The case for and against fertiliser subsidies
In a recent television programme, Rupees and Sense, former Finance Minister and current Senior Adviser of the Ministry of Finance was posed a question that appeared to be an uncomfortable one. In the event, it turned out to be an excellent opportunity for Mr. Ronnie de Mel to give his views on the pros and cons of subsidies, without compromising on either his past role or his current position.

Many viewers may have missed the subtleties of his answer.
The question was direct and apparently simple. "Do you think the fertiliser subsidy is an investment?"The answer was knowledgeable, subtle and skillful. He went back to his period as Finance Minister when he gave across the board subsidies on fertiliser in the face of opposition by the World Bank and IMF.

He tamed these institutions, he told us, by inviting their heads here and showing them the dire conditions of our farmers. So Mr. de Mel implied he was for fertiliser subsidies in the public interest. There were two subtle points he made almost en passé. These were vital ones in the current situation. He said, almost casually, that the cost of the subsidy then was much less than today and that he gave the fertiliser subsidy for all cultivations. These in fact are the two important points that have to be considered. Is the cost of the subsidy too high to bear? Is it practical to give only a limited number of farmers this subsidy?

The cost of fertiliser has risen in the market and is likely to continue rising as it is a petroleum based product. The total cost of the fertilizer subsidy is huge. It is expected to be around Rs. 8.5 billion for paddy and in total the paddy subsidy is estimated at Rs. 10 billion. In fact it could rise if oil prices rise further. Since the fertiliser subsidy is not the only large subsidy and transfer payment, the total cost of these expenditures have an important bearing on the fiscal deficit. Therefore inflationary pressures are significant even though the fertiliser subsidy would have a beneficial impact on production. It is owing to this problem that the crafters of the budget restricted the subsidy to genuine paddy farmers. Therein lies another tricky problem that we will discuss later.

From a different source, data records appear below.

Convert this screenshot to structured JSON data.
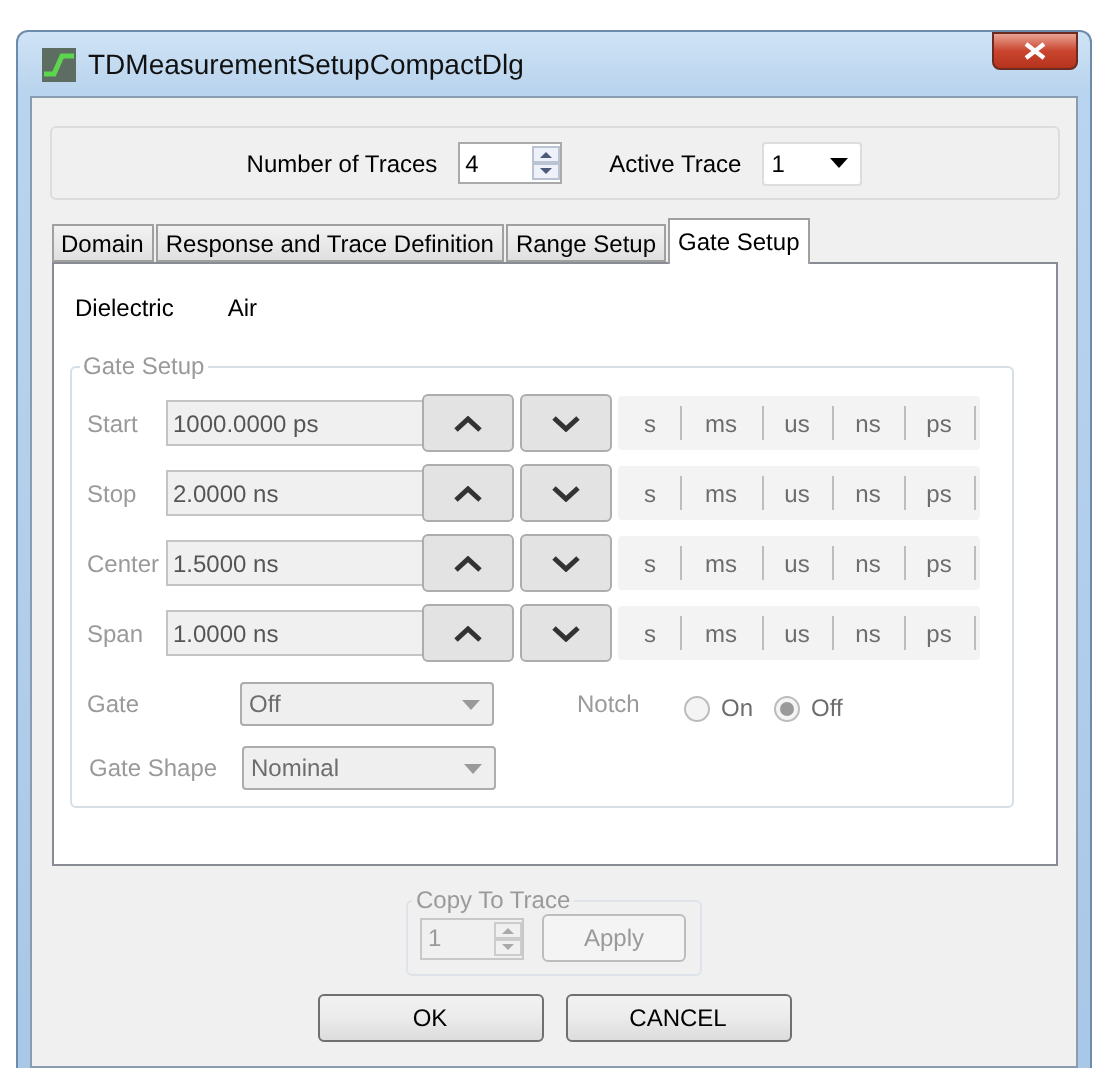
{
  "window": {
    "title": "TDMeasurementSetupCompactDlg"
  },
  "header": {
    "number_of_traces": {
      "label": "Number of Traces",
      "value": "4"
    },
    "active_trace": {
      "label": "Active Trace",
      "value": "1"
    }
  },
  "tabs": [
    {
      "label": "Domain",
      "selected": false
    },
    {
      "label": "Response and Trace Definition",
      "selected": false
    },
    {
      "label": "Range Setup",
      "selected": false
    },
    {
      "label": "Gate Setup",
      "selected": true
    }
  ],
  "dielectric": {
    "label": "Dielectric",
    "value": "Air"
  },
  "gate_setup": {
    "title": "Gate Setup",
    "disabled": true,
    "rows": [
      {
        "label": "Start",
        "value": "1000.0000 ps",
        "units": [
          "s",
          "ms",
          "us",
          "ns",
          "ps"
        ]
      },
      {
        "label": "Stop",
        "value": "2.0000 ns",
        "units": [
          "s",
          "ms",
          "us",
          "ns",
          "ps"
        ]
      },
      {
        "label": "Center",
        "value": "1.5000 ns",
        "units": [
          "s",
          "ms",
          "us",
          "ns",
          "ps"
        ]
      },
      {
        "label": "Span",
        "value": "1.0000 ns",
        "units": [
          "s",
          "ms",
          "us",
          "ns",
          "ps"
        ]
      }
    ],
    "gate": {
      "label": "Gate",
      "value": "Off"
    },
    "notch": {
      "label": "Notch",
      "options": [
        {
          "label": "On",
          "selected": false
        },
        {
          "label": "Off",
          "selected": true
        }
      ]
    },
    "gate_shape": {
      "label": "Gate Shape",
      "value": "Nominal"
    }
  },
  "copy_to_trace": {
    "title": "Copy To Trace",
    "value": "1",
    "button": "Apply",
    "disabled": true
  },
  "buttons": [
    "OK",
    "CANCEL"
  ]
}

There are no doubt benefits from the fertilizer subsidy. Fertiliser cost would be more affordable to farmers and thereby it should make a contribution to paddy production and productivity. Consumers would also be benefited indirectly owing to the resultant reduction in the cost of paddy production. Therefore market prices for paddy are likely to be lower than if fertilizer was not subsidised. Consequently, the subsidy has a deflationary impact as well as an inflationary push. Mr. de Mel made the point that he introduced an across the board subsidy for all crop fertiliser.

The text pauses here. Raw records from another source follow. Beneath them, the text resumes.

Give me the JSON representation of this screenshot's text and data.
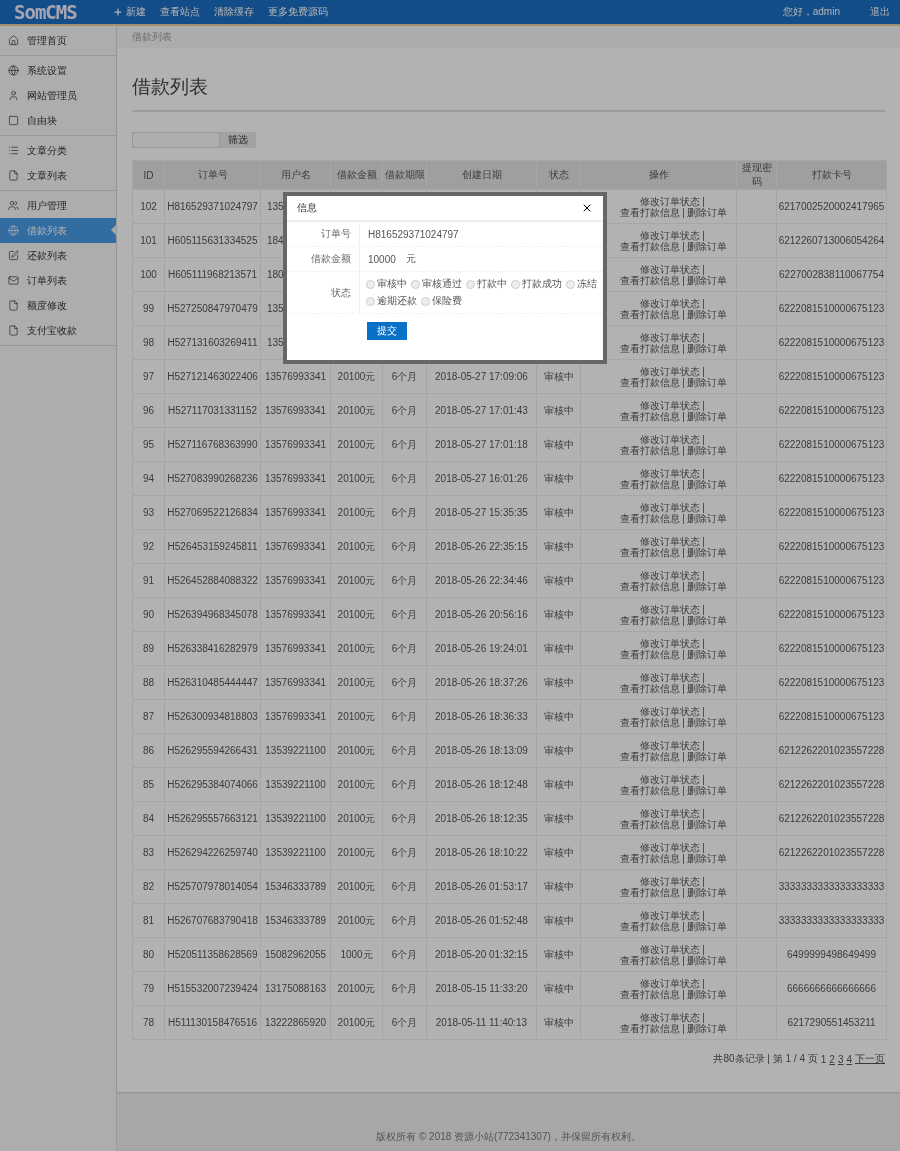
{
  "header": {
    "logo": "SomCMS",
    "actions": [
      {
        "label": "新建"
      },
      {
        "label": "查看站点"
      },
      {
        "label": "清除缓存"
      },
      {
        "label": "更多免费源码"
      }
    ],
    "greeting": "您好，admin",
    "logout": "退出"
  },
  "sidebar": {
    "groups": [
      {
        "items": [
          {
            "label": "管理首页",
            "selected": false
          }
        ]
      },
      {
        "items": [
          {
            "label": "系统设置",
            "selected": false
          },
          {
            "label": "网站管理员",
            "selected": false
          },
          {
            "label": "自由块",
            "selected": false
          }
        ]
      },
      {
        "items": [
          {
            "label": "文章分类",
            "selected": false
          },
          {
            "label": "文章列表",
            "selected": false
          }
        ]
      },
      {
        "items": [
          {
            "label": "用户管理",
            "selected": false
          },
          {
            "label": "借款列表",
            "selected": true
          },
          {
            "label": "还款列表",
            "selected": false
          },
          {
            "label": "订单列表",
            "selected": false
          },
          {
            "label": "额度修改",
            "selected": false
          },
          {
            "label": "支付宝收款",
            "selected": false
          }
        ]
      }
    ]
  },
  "breadcrumb": "借款列表",
  "title": "借款列表",
  "search": {
    "button": "筛选"
  },
  "table": {
    "columns": [
      "ID",
      "订单号",
      "用户名",
      "借款金额",
      "借款期限",
      "创建日期",
      "状态",
      "操作",
      "提现密码",
      "打款卡号"
    ],
    "separator": "|",
    "rows": [
      {
        "id": "102",
        "order": "H816529371024797",
        "user": "135",
        "actions": [
          "修改订单状态",
          "查看打款信息",
          "删除订单"
        ],
        "card": "6217002520002417965"
      },
      {
        "id": "101",
        "order": "H605115631334525",
        "user": "184",
        "actions": [
          "修改订单状态",
          "查看打款信息",
          "删除订单"
        ],
        "card": "6212260713006054264"
      },
      {
        "id": "100",
        "order": "H605111968213571",
        "user": "180",
        "actions": [
          "修改订单状态",
          "查看打款信息",
          "删除订单"
        ],
        "card": "6227002838110067754"
      },
      {
        "id": "99",
        "order": "H527250847970479",
        "user": "135",
        "actions": [
          "修改订单状态",
          "查看打款信息",
          "删除订单"
        ],
        "card": "6222081510000675123"
      },
      {
        "id": "98",
        "order": "H527131603269411",
        "user": "135",
        "actions": [
          "修改订单状态",
          "查看打款信息",
          "删除订单"
        ],
        "card": "6222081510000675123"
      },
      {
        "id": "97",
        "order": "H527121463022406",
        "user": "13576993341",
        "amount": "20100元",
        "term": "6个月",
        "date": "2018-05-27 17:09:06",
        "status": "审核中",
        "actions": [
          "修改订单状态",
          "查看打款信息",
          "删除订单"
        ],
        "card": "6222081510000675123"
      },
      {
        "id": "96",
        "order": "H527117031331152",
        "user": "13576993341",
        "amount": "20100元",
        "term": "6个月",
        "date": "2018-05-27 17:01:43",
        "status": "审核中",
        "actions": [
          "修改订单状态",
          "查看打款信息",
          "删除订单"
        ],
        "card": "6222081510000675123"
      },
      {
        "id": "95",
        "order": "H527116768363990",
        "user": "13576993341",
        "amount": "20100元",
        "term": "6个月",
        "date": "2018-05-27 17:01:18",
        "status": "审核中",
        "actions": [
          "修改订单状态",
          "查看打款信息",
          "删除订单"
        ],
        "card": "6222081510000675123"
      },
      {
        "id": "94",
        "order": "H527083990268236",
        "user": "13576993341",
        "amount": "20100元",
        "term": "6个月",
        "date": "2018-05-27 16:01:26",
        "status": "审核中",
        "actions": [
          "修改订单状态",
          "查看打款信息",
          "删除订单"
        ],
        "card": "6222081510000675123"
      },
      {
        "id": "93",
        "order": "H527069522126834",
        "user": "13576993341",
        "amount": "20100元",
        "term": "6个月",
        "date": "2018-05-27 15:35:35",
        "status": "审核中",
        "actions": [
          "修改订单状态",
          "查看打款信息",
          "删除订单"
        ],
        "card": "6222081510000675123"
      },
      {
        "id": "92",
        "order": "H526453159245811",
        "user": "13576993341",
        "amount": "20100元",
        "term": "6个月",
        "date": "2018-05-26 22:35:15",
        "status": "审核中",
        "actions": [
          "修改订单状态",
          "查看打款信息",
          "删除订单"
        ],
        "card": "6222081510000675123"
      },
      {
        "id": "91",
        "order": "H526452884088322",
        "user": "13576993341",
        "amount": "20100元",
        "term": "6个月",
        "date": "2018-05-26 22:34:46",
        "status": "审核中",
        "actions": [
          "修改订单状态",
          "查看打款信息",
          "删除订单"
        ],
        "card": "6222081510000675123"
      },
      {
        "id": "90",
        "order": "H526394968345078",
        "user": "13576993341",
        "amount": "20100元",
        "term": "6个月",
        "date": "2018-05-26 20:56:16",
        "status": "审核中",
        "actions": [
          "修改订单状态",
          "查看打款信息",
          "删除订单"
        ],
        "card": "6222081510000675123"
      },
      {
        "id": "89",
        "order": "H526338416282979",
        "user": "13576993341",
        "amount": "20100元",
        "term": "6个月",
        "date": "2018-05-26 19:24:01",
        "status": "审核中",
        "actions": [
          "修改订单状态",
          "查看打款信息",
          "删除订单"
        ],
        "card": "6222081510000675123"
      },
      {
        "id": "88",
        "order": "H526310485444447",
        "user": "13576993341",
        "amount": "20100元",
        "term": "6个月",
        "date": "2018-05-26 18:37:26",
        "status": "审核中",
        "actions": [
          "修改订单状态",
          "查看打款信息",
          "删除订单"
        ],
        "card": "6222081510000675123"
      },
      {
        "id": "87",
        "order": "H526300934818803",
        "user": "13576993341",
        "amount": "20100元",
        "term": "6个月",
        "date": "2018-05-26 18:36:33",
        "status": "审核中",
        "actions": [
          "修改订单状态",
          "查看打款信息",
          "删除订单"
        ],
        "card": "6222081510000675123"
      },
      {
        "id": "86",
        "order": "H526295594266431",
        "user": "13539221100",
        "amount": "20100元",
        "term": "6个月",
        "date": "2018-05-26 18:13:09",
        "status": "审核中",
        "actions": [
          "修改订单状态",
          "查看打款信息",
          "删除订单"
        ],
        "card": "6212262201023557228"
      },
      {
        "id": "85",
        "order": "H526295384074066",
        "user": "13539221100",
        "amount": "20100元",
        "term": "6个月",
        "date": "2018-05-26 18:12:48",
        "status": "审核中",
        "actions": [
          "修改订单状态",
          "查看打款信息",
          "删除订单"
        ],
        "card": "6212262201023557228"
      },
      {
        "id": "84",
        "order": "H526295557663121",
        "user": "13539221100",
        "amount": "20100元",
        "term": "6个月",
        "date": "2018-05-26 18:12:35",
        "status": "审核中",
        "actions": [
          "修改订单状态",
          "查看打款信息",
          "删除订单"
        ],
        "card": "6212262201023557228"
      },
      {
        "id": "83",
        "order": "H526294226259740",
        "user": "13539221100",
        "amount": "20100元",
        "term": "6个月",
        "date": "2018-05-26 18:10:22",
        "status": "审核中",
        "actions": [
          "修改订单状态",
          "查看打款信息",
          "删除订单"
        ],
        "card": "6212262201023557228"
      },
      {
        "id": "82",
        "order": "H525707978014054",
        "user": "15346333789",
        "amount": "20100元",
        "term": "6个月",
        "date": "2018-05-26 01:53:17",
        "status": "审核中",
        "actions": [
          "修改订单状态",
          "查看打款信息",
          "删除订单"
        ],
        "card": "3333333333333333333"
      },
      {
        "id": "81",
        "order": "H526707683790418",
        "user": "15346333789",
        "amount": "20100元",
        "term": "6个月",
        "date": "2018-05-26 01:52:48",
        "status": "审核中",
        "actions": [
          "修改订单状态",
          "查看打款信息",
          "删除订单"
        ],
        "card": "3333333333333333333"
      },
      {
        "id": "80",
        "order": "H520511358628569",
        "user": "15082962055",
        "amount": "1000元",
        "term": "6个月",
        "date": "2018-05-20 01:32:15",
        "status": "审核中",
        "actions": [
          "修改订单状态",
          "查看打款信息",
          "删除订单"
        ],
        "card": "6499999498649499"
      },
      {
        "id": "79",
        "order": "H515532007239424",
        "user": "13175088163",
        "amount": "20100元",
        "term": "6个月",
        "date": "2018-05-15 11:33:20",
        "status": "审核中",
        "actions": [
          "修改订单状态",
          "查看打款信息",
          "删除订单"
        ],
        "card": "6666666666666666"
      },
      {
        "id": "78",
        "order": "H511130158476516",
        "user": "13222865920",
        "amount": "20100元",
        "term": "6个月",
        "date": "2018-05-11 11:40:13",
        "status": "审核中",
        "actions": [
          "修改订单状态",
          "查看打款信息",
          "删除订单"
        ],
        "card": "6217290551453211"
      }
    ]
  },
  "pagination": {
    "summary": "共80条记录 | 第 1 / 4 页",
    "pages": [
      {
        "label": "1",
        "selected": true
      },
      {
        "label": "2",
        "selected": false
      },
      {
        "label": "3",
        "selected": false
      },
      {
        "label": "4",
        "selected": false
      }
    ],
    "next": "下一页"
  },
  "footer": "版权所有 © 2018 资源小站(772341307)，并保留所有权利。",
  "modal": {
    "title": "信息",
    "fields": [
      {
        "label": "订单号",
        "value": "H816529371024797"
      },
      {
        "label": "借款金额",
        "value": "10000",
        "suffix": "元"
      }
    ],
    "status": {
      "label": "状态",
      "options": [
        {
          "label": "审核中",
          "selected": false
        },
        {
          "label": "审核通过",
          "selected": false
        },
        {
          "label": "打款中",
          "selected": false
        },
        {
          "label": "打款成功",
          "selected": false
        },
        {
          "label": "冻结",
          "selected": false
        },
        {
          "label": "逾期还款",
          "selected": false
        },
        {
          "label": "保险费",
          "selected": false
        }
      ]
    },
    "submit": "提交"
  }
}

This no doubt would be difficult to achieve in the current context of high import prices of fertiliser. But restricting the subsidy to genuine farmers is wrought with serious problems that could defeat the objectives of the subsidy. The fertiliser subsidy currently being implemented is meant to be given to genuine farmers, who can prove their credentials and they would be given a quota depending on the extent cultivated. That is a modus operandi that will result in intended beneficiaries not getting fertiliser.

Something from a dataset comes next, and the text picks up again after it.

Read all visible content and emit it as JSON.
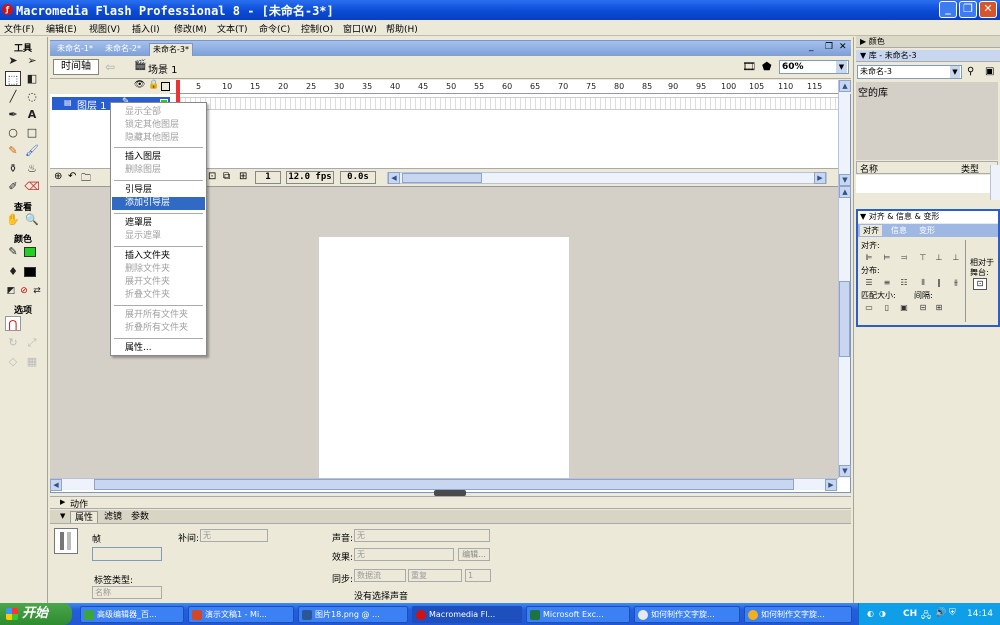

The inherent deficiency is that when the market price is higher than the subsidised price, corruption to get hold of fertiliser at the lower subsidised price is inevitable. The recipients of the fertiliser at the much-subsidised price would in many cases be not the intended beneficiaries but others with influence and those who can bribe the distributors of the fertiliser. The seeds of corruption are within the policy proposal itself. Those with a capacity to influence the decision makers, such as officers implementing and distributing the subsidised fertiliser, powerful politicians and traders would get hold of the fertiliser and re-sell it at higher prices. This is inevitable. Only some farmers would obtain the requisite quantity of fertiliser at the subsidised price. The intended beneficiaries would be limited, the unintended beneficiaries quite large.

A fertiliser subsidy could make an important contribution towards increasing agricultural production and reducing the costs of production. Yet when such a subsidy is large and combined with other subsidy measures and welfare payments, the fiscal impact is detrimental to price stability. Further when the subsidy is large and given to selected individuals, it is likely to reach many unintended beneficiaries. These are the reasons for arguing that the present fertiliser policy could be costly and yet not achieve its stated objectives.

The objectives of subsidising fertiliser to farmers and reducing the cost of production would have been much better served had all fertiliser been subsidised at source and distributed unreservedly. This would have meant that there was no need for persons other than farmers to get hold of fertiliser. Farmers would then have had access to fertiliser at the subsidised price. Under such a scheme farmers would have obtained their fertiliser in time and in the quantities required. The objectives of increased productivity and production and improvement in farmer incomes would have been achieved. Unfortunately such a policy is too costly. The fertiliser subsidy that is being implemented is less costly but will not reach many farmers and therefore its objectives hardly served.